The 19-year-old picked up bronze in the women's 100m multi-classification final of the Visa London Disability Athletics Challenge, which forms part of the testing programme for London 2012.
Despite finishing in third place, Cockroft's time of 18.56 seconds saw her lead the way in the T34 class and break the world record.
"I just wasn't expecting that," she said. "What can you say? That's history made.
"It just came out of nowhere. I raced on Sunday and wasn't expecting much today.
"I was a bit apprehensive before the race and then that happens. I just don't know what to say."
Cockroft's record-winning performance was made all the more impressive by her heavily-disrupted preparations for the race.
"We were running three or four hours behind schedule because of a coach crash on the way here," she said.
"So I missed my call up, I missed my warm-up. I had to literally go straight on to the track.
"It's not exactly the best preparation, so hopefully I can break the record by a lot more than that.
"I wasn't prepared at all today but it was a great performance."
Ireland's Michael McKillop became the first male athlete to set a world record at the Olympic Stadium less than half an hour later.
The Antrim athlete led home the field in the multi-classification 1,500m final, with his time of three minutes 59.54 seconds beating his previous world best T37 time by 15 seconds.

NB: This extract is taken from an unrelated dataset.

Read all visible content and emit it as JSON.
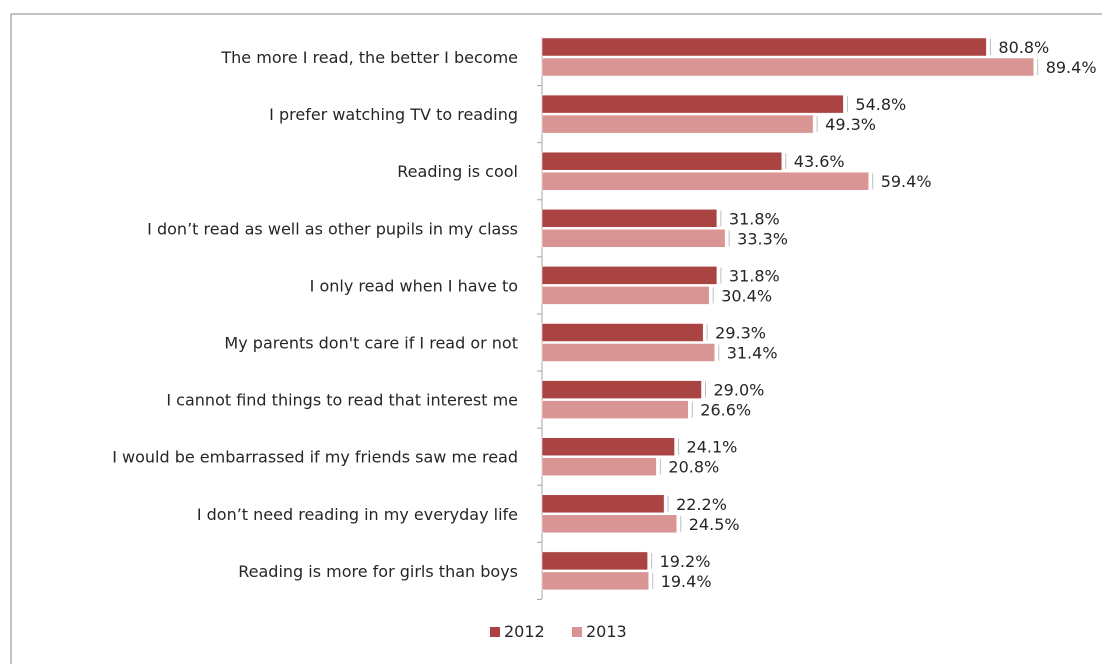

"It was incredible and enjoyable and an experience I wanted to get out of my system," said the reigning 800m Paralympic gold medallist.
"It's one of those things - you want to walk into a stadium for the Paralympic final without worrying or thinking 'oh my god' the stadium is huge or the track bigger."

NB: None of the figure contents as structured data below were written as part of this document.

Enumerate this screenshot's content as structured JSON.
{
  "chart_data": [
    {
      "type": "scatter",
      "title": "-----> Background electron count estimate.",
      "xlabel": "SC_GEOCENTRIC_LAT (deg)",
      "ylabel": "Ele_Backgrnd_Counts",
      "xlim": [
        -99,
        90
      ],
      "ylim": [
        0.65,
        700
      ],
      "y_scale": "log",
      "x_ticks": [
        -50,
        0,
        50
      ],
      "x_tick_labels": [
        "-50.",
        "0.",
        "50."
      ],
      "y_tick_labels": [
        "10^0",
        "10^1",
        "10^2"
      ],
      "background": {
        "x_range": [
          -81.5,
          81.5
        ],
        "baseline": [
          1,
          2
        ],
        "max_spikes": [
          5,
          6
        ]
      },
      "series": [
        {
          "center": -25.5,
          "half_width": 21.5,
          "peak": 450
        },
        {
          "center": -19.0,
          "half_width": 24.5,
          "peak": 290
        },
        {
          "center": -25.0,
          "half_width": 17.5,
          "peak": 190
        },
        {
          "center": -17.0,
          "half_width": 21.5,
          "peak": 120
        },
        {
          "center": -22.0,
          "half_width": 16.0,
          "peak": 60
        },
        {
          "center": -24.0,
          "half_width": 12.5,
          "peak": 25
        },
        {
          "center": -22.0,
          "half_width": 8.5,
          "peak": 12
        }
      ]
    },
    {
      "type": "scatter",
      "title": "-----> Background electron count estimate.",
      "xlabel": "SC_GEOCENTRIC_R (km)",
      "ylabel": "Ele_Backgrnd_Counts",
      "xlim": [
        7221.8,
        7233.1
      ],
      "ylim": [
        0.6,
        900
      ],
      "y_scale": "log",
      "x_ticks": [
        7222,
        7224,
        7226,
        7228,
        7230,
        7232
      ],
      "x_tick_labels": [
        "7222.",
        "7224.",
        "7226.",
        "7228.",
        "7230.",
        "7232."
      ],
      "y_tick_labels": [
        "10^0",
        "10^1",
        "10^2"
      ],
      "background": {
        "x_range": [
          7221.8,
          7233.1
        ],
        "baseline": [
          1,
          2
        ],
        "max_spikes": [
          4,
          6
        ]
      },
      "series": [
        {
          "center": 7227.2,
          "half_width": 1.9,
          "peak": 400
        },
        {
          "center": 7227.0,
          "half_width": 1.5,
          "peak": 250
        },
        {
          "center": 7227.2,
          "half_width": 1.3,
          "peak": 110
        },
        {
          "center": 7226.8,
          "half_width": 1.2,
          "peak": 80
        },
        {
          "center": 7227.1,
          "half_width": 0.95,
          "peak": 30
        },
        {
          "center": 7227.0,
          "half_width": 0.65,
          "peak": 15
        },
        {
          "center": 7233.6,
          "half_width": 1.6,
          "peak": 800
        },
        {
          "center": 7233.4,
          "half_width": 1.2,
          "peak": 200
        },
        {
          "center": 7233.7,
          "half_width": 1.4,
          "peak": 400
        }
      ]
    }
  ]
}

Britain's Paul Blake competed in the same race and was also able to celebrate a world record, with his time of four minutes 34.42 seconds a new best for the T36 1,500m.
Richard Whitehead became the fourth and final world record-breaking athlete of the day, cutting his own 200m T42 world best time to 25.50 seconds.
"The whole atmosphere here today was great," he said.
"It's an important day for GB athletes to gain confidence and a little bit of success under the spotlight.
"I said I'd do 25.5-dead and I did. That's what I wanted to do.
"I wanted to set a marker. Hopefully, this will go around the world and can tell certain other athletes that they need to step up if they want to challenge me."